I feel like my marriage is crumbling and there's nothing I can do. I am so anxious I can hardly concentrate at school, I don't have much of an appetite, I cry at times. My husband goes to dinner every night when he's in Chicago, but his dinners last for 5 hours, who has 5 hour dinners? He says who he's going with but I'm skeptical. And he's given a laundry list to our marriage counselor of all things he is unhappy with me about that I don't know how to deal with besides trying to fix them, but it's overwhelming. It makes me think, is it worth it? Is it better to just pull off the bandaid now? The way I feel right now is not good, I hate the way I feel.

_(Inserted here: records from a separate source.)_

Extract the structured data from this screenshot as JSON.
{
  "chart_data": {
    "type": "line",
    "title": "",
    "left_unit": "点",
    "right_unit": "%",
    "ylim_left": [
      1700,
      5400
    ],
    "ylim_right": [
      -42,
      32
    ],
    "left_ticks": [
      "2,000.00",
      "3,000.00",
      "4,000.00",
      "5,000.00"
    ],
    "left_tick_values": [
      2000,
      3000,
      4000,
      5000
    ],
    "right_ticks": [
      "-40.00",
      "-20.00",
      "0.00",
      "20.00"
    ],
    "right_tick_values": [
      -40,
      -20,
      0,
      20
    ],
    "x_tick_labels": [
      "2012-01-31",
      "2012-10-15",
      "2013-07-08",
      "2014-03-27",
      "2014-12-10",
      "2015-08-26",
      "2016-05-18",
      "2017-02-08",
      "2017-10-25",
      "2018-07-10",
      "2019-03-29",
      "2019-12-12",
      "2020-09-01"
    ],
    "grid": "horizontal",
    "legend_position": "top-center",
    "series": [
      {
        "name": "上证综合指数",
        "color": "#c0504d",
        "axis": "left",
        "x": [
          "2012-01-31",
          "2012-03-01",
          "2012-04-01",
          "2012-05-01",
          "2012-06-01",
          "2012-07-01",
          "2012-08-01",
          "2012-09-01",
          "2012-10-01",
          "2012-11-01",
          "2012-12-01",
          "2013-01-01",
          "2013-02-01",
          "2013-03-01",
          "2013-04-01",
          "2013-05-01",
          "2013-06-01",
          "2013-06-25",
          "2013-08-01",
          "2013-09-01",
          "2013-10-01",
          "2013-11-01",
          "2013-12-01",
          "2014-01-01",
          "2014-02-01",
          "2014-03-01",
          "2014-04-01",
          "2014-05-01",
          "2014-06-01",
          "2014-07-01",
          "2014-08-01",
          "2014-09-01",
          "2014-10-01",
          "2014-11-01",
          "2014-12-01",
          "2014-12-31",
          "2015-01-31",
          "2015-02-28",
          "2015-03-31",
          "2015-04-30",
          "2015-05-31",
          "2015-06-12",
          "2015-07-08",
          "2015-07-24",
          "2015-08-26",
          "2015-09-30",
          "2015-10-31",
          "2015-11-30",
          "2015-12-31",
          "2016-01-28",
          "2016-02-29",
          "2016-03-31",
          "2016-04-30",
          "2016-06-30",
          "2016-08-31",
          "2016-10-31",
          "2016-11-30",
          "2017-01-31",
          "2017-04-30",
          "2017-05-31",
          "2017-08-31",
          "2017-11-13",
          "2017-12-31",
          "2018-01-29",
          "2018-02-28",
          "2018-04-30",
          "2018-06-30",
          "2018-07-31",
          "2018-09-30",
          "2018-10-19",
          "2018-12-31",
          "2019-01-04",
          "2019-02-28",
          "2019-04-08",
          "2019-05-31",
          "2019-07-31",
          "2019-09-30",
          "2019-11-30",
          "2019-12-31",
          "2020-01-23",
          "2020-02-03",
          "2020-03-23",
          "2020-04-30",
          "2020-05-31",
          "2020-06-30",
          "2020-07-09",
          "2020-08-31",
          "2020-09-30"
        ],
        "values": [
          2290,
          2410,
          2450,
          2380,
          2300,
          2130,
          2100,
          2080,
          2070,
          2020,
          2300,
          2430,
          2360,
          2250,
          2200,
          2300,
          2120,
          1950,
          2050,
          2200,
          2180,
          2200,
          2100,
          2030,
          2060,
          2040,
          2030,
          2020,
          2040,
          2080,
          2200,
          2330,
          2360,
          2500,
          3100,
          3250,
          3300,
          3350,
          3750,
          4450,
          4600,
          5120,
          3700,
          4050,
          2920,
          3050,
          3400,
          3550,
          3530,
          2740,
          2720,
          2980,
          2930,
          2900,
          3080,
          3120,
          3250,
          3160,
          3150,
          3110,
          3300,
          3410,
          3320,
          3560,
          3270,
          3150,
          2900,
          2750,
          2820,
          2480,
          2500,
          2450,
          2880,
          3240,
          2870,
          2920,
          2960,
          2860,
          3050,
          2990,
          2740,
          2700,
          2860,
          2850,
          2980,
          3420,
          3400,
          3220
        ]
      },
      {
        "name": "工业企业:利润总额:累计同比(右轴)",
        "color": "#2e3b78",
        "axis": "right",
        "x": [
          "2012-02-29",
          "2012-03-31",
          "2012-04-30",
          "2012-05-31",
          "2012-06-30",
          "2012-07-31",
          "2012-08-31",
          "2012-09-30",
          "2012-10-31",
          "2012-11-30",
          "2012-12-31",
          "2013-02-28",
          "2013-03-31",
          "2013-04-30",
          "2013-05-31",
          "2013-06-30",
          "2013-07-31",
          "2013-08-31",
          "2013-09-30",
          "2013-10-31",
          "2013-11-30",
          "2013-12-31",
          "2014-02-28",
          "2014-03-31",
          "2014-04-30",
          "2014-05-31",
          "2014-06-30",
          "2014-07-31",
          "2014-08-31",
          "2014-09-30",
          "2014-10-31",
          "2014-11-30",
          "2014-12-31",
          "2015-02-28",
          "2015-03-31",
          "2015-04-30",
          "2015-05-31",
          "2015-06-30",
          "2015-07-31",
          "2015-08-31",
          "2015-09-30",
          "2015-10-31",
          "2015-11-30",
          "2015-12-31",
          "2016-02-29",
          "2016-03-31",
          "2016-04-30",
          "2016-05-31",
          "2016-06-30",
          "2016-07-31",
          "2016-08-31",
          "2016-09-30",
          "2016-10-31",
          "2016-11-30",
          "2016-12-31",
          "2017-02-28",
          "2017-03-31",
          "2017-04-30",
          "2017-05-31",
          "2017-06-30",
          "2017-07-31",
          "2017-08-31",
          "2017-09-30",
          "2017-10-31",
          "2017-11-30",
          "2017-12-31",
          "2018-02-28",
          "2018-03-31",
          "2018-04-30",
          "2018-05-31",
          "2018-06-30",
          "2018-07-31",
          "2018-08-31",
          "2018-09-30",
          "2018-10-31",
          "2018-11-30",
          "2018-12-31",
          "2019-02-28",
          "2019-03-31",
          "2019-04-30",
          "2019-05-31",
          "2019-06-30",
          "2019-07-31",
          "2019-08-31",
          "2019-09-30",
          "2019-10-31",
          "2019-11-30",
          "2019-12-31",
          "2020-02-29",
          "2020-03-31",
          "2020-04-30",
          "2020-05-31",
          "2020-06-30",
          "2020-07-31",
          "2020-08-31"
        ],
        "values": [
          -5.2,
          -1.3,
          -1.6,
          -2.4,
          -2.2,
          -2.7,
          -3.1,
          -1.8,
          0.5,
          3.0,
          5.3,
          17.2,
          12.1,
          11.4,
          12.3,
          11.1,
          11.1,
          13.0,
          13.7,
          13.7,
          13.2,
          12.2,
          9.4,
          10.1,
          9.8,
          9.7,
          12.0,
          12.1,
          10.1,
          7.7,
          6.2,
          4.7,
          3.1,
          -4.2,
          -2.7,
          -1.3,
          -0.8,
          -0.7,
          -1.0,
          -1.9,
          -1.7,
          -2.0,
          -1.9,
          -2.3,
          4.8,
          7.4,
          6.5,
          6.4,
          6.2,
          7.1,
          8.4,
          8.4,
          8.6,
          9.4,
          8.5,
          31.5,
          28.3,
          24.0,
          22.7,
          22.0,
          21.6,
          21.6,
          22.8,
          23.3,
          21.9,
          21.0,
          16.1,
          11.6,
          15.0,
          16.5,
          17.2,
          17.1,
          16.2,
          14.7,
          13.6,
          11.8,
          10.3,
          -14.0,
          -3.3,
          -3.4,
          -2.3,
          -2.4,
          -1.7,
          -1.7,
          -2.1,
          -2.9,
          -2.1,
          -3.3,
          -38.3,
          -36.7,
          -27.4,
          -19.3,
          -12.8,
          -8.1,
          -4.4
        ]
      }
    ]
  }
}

I completed a questionnaire the counselor required us to do individually and faxed it over tonight for our session on Friday. I felt like I was tempting fate by notating MY needs and where *I* am unhappy, like I don't have a right to do that. Like tonight, I said you go out every night when you're in Chicago, why don't you do that when you're in Dallas? His response? So comforting, HA! I would, but you're there. Like I'm in his way of having a good time??? Why are we even together then? He said I'm afraid that you won't let me entertain next week when everyone comes in to town for business. I said I had no problem with that.
It just seems to me like he's tired of me and wants to move on, but I don't know what is stopping him, maybe it's an emotional connection that's he's not quite ready to break, but will once he gets the strength. It's not about love anymore. I sure don't feel loved or cherished.
Is marriage counseling just a waste of our time and he's ready to move on, and we're going to go through all of this when his mind and his heart have already moved on?
How can I NOT feel anxious and depressed? We've been together for 14 years, and I thought a man who adored me and would never leave me is now extremely unhappy with me and I don't know where this will end. I can only change so much so fast, but in the end, will it all be for nothing? Is divorce inevitable?